Bu artışın başlıca sebepleri arasında son yıllarda yaşanan büyük orman yangınlarının etkisi, konutlarda artan elektrik kaynaklı yangınlar, sosyal medya ve haberlerle bilinçlenen vatandaşlar sayılabilir.
VATANDAŞ NE TALEP EDİYOR?
Yangın sigortası yaptıran müşterilerin temel beklentisi, bir afet sonrası zararlarının tamamının tazmin edilmesidir diyen Demircan, “Poliçede doğru teminat limiti ve doğru beyan şart. Eksik ya da fazla bilgi girilirse sorun yaşanıyor. Ekspertiz ne belirlerse ödeme ona göre yapılır” dedi.
Yani sadece sigorta yaptırmak yetmiyor; poliçeyi doğru yapılandırmak da büyük önem taşıyor.
‘YANGIN SİGORTASI ZORUNLU OLMALI’
Deprem sigortası (DASK) Türkiye'de zorunlu tutulurken, yangın sigortası halen isteğe bağlı. Ancak Demircam’a göre bu, artık değişmeli: “Yangın sigortası, DASK poliçelerine entegre edilip zorunlu hale getirilmeli. Devlet ortak bir sigorta havuzu oluşturmalı. Tıpkı DASK primleri gibi cüzi rakamlarla insanlar güvence altına alınabilir” dedi.
Demircan’a göre bu sayede hem vatandaş mağdur olmaz, hem devletin yükü azalır, hem de sigorta bilinci güçlenir.

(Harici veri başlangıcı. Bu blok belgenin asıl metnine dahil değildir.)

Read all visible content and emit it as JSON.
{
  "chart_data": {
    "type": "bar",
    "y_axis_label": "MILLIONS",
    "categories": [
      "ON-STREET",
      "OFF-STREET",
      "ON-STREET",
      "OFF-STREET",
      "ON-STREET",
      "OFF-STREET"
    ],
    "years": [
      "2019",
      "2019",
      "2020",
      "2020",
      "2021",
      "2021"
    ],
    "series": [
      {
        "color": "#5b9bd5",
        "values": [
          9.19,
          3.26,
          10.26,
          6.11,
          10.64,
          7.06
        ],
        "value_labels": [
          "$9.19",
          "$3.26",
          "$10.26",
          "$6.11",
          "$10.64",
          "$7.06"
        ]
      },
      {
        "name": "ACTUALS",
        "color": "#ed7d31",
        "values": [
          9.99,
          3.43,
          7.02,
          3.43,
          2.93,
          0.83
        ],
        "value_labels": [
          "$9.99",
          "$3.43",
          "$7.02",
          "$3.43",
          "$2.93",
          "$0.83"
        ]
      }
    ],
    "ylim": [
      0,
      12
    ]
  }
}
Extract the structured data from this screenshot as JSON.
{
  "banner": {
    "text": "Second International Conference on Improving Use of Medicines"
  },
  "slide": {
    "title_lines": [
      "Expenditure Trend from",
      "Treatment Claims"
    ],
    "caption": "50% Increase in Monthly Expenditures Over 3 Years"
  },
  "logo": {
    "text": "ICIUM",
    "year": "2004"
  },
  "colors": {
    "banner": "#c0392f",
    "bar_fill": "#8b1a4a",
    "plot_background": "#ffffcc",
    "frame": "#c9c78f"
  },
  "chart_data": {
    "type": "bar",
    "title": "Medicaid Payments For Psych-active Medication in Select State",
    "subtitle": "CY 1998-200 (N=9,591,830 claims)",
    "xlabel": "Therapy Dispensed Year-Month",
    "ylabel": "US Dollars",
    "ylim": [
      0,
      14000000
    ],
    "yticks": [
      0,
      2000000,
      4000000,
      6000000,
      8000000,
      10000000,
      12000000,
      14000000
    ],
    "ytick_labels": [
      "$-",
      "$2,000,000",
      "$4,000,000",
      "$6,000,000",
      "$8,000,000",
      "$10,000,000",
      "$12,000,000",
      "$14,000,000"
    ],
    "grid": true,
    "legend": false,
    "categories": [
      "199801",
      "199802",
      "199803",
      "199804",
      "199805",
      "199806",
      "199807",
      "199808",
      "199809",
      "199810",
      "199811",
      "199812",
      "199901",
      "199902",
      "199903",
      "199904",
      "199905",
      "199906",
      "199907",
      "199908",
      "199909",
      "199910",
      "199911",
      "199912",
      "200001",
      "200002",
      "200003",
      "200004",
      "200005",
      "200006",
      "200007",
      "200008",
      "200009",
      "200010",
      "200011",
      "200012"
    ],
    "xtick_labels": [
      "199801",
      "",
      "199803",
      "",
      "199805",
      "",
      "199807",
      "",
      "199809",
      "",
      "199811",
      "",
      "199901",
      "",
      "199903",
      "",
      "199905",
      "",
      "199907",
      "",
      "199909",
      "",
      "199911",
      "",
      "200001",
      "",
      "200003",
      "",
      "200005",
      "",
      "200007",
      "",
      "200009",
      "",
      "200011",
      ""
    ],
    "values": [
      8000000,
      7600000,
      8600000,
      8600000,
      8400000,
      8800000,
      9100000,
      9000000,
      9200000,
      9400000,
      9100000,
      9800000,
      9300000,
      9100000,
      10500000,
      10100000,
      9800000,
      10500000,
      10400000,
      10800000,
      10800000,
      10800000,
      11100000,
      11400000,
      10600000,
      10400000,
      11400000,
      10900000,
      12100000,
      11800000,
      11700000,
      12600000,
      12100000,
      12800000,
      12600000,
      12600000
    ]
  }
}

FELAKET GELDİKTEN SONRA DEĞİL, ÖNCE HAREKETE GEÇİLMELİ
Uzmanlar, felaket olduktan sonra değil, öncesinde önlem alınması gerektiği konusunda hemfikir. Yangın sigortası da tıpkı deprem sigortası gibi, geleceğe dönük bir güvencedir. Artan yangın riskleri ve iklim krizinin etkileri göz önüne alındığında, yangın sigortasının artık lüks değil, ihtiyaç olduğu net bir şekilde görülüyor.